Attorney-General Johannes Tomana yesterday said a recent judgment by the African Commission on Human and People's Rights to hear the case of a former commercial farmer seeking to reverse the land reform programme was insignificant. The ruling was made at a session of the ACHPR held in Cote d'Ivoire last month but was made public on Tuesday in favour of Ben Freeth and his co-plaintiff Luke Tembani.
Mr Tomana said he was yet to be notified of the case that he said had no bearing on land tenure in Zimbabwe.
"I have not heard of that ruling, but it would not surprise me because it (ACHPR) is a forum that anyone can go to and complain," he said.
"It would be up to the commission to approach all the parties involved in the matter and our course of action will be determined by what they will say.

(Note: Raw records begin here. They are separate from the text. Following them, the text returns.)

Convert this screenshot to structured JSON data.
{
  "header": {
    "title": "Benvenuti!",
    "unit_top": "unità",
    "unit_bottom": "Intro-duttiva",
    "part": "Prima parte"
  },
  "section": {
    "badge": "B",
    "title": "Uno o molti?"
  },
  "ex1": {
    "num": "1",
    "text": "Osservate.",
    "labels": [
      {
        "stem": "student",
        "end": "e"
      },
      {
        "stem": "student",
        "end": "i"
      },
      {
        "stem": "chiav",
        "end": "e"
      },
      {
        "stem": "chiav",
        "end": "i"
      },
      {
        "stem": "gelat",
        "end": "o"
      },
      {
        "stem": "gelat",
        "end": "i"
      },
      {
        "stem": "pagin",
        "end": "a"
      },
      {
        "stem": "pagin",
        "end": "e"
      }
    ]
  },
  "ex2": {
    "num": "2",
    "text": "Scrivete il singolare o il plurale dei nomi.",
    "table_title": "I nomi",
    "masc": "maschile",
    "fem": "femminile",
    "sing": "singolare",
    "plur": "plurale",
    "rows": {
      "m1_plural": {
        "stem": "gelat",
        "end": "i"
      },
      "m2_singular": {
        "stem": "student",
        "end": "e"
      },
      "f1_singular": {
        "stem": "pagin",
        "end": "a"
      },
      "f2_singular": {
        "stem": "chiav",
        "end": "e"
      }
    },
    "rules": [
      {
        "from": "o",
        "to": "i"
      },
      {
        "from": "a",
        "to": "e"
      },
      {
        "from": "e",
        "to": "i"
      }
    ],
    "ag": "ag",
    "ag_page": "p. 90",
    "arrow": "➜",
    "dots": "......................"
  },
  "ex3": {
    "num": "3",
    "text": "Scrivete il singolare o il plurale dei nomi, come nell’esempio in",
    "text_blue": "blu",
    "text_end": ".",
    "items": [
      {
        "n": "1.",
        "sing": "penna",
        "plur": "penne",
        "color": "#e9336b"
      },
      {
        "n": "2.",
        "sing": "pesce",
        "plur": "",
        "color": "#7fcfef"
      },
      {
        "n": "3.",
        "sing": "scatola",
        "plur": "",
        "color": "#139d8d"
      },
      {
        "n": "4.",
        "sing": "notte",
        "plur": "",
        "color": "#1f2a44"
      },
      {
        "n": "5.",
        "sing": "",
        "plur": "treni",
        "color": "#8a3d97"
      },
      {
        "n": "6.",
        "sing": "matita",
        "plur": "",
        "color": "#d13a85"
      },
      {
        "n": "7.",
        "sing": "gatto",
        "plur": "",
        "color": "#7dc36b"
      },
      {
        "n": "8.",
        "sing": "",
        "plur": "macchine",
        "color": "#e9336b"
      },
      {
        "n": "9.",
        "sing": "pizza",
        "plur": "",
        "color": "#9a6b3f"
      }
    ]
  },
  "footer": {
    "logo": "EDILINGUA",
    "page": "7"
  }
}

"However, if they want to challenge the land reform programme, that case has been dealt with by Sadc and I do not see how any other tribunal will deal with the matter."
Mr Freeth and the late Mike Campbell approached the now defunct Sadc Tribunal seeking to reverse the land reform programme.
They won their case before Zimbabwe appealed against the ruling arguing that the tribunal was improperly constituted.
The Government also argued that the tribunal could not override domestic courts of sovereign countries, leading to the suspension of its operations and eventual disbandment last year.
The Sadc heads of state and government have since tasked ministers of justice and attorneys-general in the region to reconstitute the tribunal and come up with new mandates.